The Declining Need for and Escalating Value of Human Service
Through a special arrangement, presented here for discussion is a summary of a current article from the Retail Prophet Consulting blog.
Technology has been steadily reducing the number of human service interactions we require in an average day. For at least the last decade, the list of what we as consumers can do for ourselves is growing rapidly. Between kiosks, web based solutions and mobile apps, most routine customer service functions (product knowledge, price checks, inventory inquiries etc.) are now completely do-it-yourself.
With this "self-serve revolution" in place, it’s easy to regard human, person-to-person service as a somewhat archaic commodity for which the market value must be dropping. I’ve actually heard retail executives say as much, inferring that customer service people have become merely low value cogs in the machine. I completely disagree.
What technology has done is to automate the most routine and repetitive customer service tasks; the real mind numbing stuff that deserved to be mechanized. What it hasn’t done (at least not yet) is automate advanced problem solving skills, empathy and likability. Hence, customer service as we know it is evolving to become less about functional skills and more about cognitive reasoning and emotional intelligence — the really hard stuff!
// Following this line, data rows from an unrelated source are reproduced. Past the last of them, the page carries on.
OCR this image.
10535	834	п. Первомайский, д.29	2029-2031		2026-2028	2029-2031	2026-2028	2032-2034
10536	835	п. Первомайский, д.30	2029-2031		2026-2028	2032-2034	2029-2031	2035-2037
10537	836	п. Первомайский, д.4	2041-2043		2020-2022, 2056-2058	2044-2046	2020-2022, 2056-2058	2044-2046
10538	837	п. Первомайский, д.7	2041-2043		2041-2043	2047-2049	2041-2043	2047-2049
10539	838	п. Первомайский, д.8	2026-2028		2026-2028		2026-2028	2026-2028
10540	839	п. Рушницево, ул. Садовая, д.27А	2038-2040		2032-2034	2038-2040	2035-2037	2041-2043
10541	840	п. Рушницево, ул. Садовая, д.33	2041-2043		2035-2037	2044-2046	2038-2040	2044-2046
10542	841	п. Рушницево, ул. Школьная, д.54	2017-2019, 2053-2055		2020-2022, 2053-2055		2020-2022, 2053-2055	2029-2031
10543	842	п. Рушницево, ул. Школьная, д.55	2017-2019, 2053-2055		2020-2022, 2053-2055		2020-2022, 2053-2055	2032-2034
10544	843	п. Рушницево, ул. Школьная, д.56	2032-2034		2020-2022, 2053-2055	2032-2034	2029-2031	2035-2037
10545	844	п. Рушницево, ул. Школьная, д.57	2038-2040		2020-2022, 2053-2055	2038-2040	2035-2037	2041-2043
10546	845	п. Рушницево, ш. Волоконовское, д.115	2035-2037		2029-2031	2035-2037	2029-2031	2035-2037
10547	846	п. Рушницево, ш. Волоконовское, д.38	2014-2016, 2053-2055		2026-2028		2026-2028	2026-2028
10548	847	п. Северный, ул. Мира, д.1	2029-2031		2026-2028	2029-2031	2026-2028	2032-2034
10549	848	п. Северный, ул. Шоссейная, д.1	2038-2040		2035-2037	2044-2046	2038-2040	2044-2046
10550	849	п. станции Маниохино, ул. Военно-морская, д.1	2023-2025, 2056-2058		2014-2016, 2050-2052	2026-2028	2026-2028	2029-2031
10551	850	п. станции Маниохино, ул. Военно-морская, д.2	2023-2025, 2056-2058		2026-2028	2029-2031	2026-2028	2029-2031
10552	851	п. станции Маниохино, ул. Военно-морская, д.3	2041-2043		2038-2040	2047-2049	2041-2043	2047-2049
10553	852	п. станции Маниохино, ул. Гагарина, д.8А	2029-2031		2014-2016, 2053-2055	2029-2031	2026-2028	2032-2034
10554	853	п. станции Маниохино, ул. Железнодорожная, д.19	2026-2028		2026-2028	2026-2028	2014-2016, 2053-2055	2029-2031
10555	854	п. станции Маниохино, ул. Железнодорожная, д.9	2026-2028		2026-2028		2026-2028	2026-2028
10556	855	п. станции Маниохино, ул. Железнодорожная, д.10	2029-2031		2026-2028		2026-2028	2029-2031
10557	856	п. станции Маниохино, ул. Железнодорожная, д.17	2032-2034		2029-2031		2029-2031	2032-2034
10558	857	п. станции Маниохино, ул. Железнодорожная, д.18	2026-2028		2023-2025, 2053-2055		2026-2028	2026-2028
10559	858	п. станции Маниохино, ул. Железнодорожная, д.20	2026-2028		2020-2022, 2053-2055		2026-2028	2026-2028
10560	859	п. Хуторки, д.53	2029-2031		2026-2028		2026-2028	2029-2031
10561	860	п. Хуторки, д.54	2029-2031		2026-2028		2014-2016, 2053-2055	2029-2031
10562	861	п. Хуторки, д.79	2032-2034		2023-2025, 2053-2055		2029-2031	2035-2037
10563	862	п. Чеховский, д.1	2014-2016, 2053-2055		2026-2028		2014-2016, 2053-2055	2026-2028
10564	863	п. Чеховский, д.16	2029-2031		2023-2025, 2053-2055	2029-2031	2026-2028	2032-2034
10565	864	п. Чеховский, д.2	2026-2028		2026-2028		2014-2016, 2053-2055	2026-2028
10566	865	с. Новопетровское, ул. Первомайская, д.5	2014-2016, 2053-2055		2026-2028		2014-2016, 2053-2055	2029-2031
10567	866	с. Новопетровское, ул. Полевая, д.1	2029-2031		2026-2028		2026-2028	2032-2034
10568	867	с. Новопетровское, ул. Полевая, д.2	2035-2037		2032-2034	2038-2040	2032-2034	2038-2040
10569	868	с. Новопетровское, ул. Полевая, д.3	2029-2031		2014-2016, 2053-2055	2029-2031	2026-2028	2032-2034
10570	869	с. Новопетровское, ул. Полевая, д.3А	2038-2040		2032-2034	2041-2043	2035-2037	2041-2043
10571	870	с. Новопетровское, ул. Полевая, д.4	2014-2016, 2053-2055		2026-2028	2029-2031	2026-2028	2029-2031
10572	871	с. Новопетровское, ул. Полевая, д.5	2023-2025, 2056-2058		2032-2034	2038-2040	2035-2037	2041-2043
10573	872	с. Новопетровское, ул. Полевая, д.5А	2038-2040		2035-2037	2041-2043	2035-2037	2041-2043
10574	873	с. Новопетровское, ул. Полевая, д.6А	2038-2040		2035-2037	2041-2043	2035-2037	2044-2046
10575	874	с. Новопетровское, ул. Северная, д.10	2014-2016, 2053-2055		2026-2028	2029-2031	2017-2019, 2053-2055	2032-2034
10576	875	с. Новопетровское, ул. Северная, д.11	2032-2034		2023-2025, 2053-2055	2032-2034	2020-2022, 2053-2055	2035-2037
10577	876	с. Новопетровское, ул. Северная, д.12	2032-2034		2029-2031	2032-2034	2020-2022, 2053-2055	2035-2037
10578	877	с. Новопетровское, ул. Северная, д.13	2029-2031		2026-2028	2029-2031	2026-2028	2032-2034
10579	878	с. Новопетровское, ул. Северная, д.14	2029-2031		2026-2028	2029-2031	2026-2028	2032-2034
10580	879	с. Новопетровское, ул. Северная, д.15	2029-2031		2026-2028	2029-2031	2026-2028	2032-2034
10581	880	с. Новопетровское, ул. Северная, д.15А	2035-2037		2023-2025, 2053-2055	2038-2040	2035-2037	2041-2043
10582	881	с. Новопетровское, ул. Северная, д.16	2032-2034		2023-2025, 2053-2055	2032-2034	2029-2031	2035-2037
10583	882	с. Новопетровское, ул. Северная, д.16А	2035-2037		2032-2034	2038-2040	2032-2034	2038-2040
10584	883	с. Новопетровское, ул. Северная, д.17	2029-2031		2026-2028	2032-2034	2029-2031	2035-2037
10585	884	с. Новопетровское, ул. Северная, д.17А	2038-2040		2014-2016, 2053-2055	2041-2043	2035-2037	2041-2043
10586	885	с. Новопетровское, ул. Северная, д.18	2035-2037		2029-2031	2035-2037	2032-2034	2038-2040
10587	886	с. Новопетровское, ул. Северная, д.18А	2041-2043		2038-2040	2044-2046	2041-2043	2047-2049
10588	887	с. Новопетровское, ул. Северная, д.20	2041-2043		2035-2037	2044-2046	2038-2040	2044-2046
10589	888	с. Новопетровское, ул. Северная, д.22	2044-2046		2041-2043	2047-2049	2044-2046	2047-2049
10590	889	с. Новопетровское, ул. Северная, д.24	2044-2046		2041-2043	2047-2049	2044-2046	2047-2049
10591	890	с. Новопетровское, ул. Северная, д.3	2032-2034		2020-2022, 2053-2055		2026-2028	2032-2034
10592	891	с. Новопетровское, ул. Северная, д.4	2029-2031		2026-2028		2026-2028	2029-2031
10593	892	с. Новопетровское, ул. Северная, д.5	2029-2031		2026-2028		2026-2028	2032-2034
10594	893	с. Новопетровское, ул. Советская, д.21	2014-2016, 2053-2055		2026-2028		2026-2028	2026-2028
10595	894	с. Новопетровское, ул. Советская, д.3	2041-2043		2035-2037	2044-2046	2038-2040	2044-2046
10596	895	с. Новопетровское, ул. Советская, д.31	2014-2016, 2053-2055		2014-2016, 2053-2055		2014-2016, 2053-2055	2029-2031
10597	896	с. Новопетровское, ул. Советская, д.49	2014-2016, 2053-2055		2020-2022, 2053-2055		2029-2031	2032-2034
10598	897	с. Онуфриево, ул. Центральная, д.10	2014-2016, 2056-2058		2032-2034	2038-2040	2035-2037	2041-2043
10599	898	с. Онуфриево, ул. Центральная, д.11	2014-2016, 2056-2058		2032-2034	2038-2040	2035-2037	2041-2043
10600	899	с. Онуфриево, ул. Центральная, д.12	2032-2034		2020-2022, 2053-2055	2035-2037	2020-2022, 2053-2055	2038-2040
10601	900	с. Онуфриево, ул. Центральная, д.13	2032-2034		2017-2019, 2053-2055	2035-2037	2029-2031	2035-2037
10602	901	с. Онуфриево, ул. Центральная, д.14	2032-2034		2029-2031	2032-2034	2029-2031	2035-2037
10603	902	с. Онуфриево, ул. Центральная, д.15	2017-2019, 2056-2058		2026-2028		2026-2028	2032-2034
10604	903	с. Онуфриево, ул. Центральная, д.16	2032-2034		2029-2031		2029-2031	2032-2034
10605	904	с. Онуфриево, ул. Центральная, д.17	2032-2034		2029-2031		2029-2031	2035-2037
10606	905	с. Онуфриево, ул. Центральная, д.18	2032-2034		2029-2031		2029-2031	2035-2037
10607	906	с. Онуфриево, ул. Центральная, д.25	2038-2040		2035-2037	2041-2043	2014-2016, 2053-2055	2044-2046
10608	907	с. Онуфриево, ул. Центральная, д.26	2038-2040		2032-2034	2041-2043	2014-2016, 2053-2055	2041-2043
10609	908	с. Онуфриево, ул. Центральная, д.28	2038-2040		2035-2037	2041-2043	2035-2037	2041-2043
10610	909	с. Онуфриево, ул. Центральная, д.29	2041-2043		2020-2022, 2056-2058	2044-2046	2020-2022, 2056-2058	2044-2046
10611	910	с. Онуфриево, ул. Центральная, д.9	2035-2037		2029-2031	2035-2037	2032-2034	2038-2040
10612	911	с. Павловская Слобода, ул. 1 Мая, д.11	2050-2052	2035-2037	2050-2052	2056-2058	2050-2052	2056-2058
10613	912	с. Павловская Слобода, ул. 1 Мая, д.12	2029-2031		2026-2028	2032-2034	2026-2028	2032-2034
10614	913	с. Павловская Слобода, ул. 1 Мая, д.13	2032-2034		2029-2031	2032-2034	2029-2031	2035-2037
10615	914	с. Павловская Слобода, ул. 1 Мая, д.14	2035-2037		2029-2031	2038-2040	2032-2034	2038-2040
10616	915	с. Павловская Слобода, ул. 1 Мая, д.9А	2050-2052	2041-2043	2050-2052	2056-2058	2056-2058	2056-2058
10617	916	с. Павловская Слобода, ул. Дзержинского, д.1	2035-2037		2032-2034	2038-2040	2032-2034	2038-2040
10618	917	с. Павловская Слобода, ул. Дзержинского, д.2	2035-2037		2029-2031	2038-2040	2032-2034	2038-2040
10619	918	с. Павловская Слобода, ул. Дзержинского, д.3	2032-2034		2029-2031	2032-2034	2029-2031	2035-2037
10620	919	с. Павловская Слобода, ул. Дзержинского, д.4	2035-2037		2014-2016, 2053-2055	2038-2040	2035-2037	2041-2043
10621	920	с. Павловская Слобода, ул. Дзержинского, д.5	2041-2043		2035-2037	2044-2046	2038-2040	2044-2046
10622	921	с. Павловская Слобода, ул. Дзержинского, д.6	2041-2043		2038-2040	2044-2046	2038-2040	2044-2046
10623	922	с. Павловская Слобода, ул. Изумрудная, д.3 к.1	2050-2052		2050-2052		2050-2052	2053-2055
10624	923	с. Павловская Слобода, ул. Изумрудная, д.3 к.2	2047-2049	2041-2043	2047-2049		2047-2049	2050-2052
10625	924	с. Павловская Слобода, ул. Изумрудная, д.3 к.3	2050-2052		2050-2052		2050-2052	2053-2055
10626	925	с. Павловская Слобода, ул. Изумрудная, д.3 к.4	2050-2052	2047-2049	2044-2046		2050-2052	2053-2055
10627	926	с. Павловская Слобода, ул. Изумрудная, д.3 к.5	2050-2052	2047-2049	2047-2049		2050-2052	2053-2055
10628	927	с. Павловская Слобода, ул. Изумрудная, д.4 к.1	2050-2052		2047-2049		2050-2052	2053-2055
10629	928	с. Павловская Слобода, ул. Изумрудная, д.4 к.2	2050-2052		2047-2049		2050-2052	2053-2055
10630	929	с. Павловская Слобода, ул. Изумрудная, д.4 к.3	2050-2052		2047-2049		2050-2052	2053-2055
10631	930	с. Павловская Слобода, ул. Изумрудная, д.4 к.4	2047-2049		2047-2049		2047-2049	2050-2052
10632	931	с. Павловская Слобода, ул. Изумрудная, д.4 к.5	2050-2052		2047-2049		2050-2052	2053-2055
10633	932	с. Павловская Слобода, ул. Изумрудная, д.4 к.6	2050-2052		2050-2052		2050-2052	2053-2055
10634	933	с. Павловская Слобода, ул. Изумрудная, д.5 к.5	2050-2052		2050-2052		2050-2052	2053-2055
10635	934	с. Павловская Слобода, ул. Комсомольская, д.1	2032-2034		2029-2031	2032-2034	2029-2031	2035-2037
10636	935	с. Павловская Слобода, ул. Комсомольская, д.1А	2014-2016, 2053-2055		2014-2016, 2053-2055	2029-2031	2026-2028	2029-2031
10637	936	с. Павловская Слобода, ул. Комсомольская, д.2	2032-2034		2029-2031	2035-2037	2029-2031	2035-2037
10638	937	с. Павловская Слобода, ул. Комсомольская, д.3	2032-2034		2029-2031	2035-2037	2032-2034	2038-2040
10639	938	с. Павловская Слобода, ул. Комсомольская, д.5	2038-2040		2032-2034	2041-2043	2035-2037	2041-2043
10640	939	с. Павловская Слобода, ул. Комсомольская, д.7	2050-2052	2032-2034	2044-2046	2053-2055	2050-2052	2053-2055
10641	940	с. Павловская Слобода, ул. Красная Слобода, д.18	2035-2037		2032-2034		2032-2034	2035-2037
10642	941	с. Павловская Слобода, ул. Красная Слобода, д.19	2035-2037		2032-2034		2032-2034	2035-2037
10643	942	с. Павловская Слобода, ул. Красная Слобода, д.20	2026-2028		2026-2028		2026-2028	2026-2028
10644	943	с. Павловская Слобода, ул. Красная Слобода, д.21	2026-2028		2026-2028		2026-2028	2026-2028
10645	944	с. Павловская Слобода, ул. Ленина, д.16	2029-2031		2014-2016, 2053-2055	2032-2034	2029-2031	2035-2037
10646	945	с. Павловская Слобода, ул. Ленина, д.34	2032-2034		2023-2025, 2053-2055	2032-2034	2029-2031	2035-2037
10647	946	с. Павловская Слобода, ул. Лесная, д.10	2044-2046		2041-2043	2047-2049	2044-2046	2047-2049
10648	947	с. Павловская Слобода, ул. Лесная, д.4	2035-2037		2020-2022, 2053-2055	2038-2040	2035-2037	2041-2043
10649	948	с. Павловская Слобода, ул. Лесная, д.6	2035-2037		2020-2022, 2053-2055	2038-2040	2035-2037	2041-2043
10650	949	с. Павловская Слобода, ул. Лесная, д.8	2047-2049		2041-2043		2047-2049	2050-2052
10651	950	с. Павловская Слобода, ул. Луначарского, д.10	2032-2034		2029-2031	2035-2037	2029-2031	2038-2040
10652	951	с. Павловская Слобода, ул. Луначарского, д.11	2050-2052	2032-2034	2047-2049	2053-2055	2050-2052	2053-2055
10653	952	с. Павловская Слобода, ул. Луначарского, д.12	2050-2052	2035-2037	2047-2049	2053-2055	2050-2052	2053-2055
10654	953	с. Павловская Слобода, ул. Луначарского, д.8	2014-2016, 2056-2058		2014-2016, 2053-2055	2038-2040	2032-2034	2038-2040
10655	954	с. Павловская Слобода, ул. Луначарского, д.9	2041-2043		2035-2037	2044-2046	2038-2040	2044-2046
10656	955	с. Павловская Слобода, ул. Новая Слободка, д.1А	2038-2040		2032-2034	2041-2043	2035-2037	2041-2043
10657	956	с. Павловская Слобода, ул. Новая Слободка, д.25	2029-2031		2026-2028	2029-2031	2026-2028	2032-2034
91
Technology hasn’t lowered the value of personal service; it’s raised it. As the need for personal, human service declines, its value in circumstances where it is required becomes exponentially higher. It’s precisely because we can do so much ourselves that when we encounter something we can’t, it’s literally jarring. Consequently, the stakes are immediately higher. These are situations where the customer has already reviewed your frequently asked questions board, called your automated help line and read your user’s manual. The only remaining option is to call an expert who can help. The human being they call or visit at your business is the last and most vital stopping block between your customer and your competitor’s doorstep.
A great example of a company that gets this concept is Zappos. Seventy-five percent of Zappos’ sales are transacted without any interference from a human being –– all totally systematized. Most businesses would invest proportionately in the side of the business that generates the majority of sales –– the automated 75 percent. And yet, Zappos puts incredible emphasis on the hiring, training and compensation of the people who respond to the 25 percent of sales that do require personal service. The rationale is simple; the 25 percent of personal sales are regarded as do-or-die moments of truth when the system won’t cut it and when the customer needs the brand to truly perform. To skimp on talent at these most pivotal circumstances discredits the entire brand.
The best analogy I’ve heard is that the role of the customer service person today is much like that of an airline pilot. The pilot is not paid to fly the plane – that’s almost completely done by the autopilot system. Rather, the pilot is paid to be there in the critical moment when the system fails.
Discussion Questions: How do you see the role of customer service evolving with the increase of technology-enabled self-service options? Where is human interaction in the shopping experience still needed now as well as likely in the future?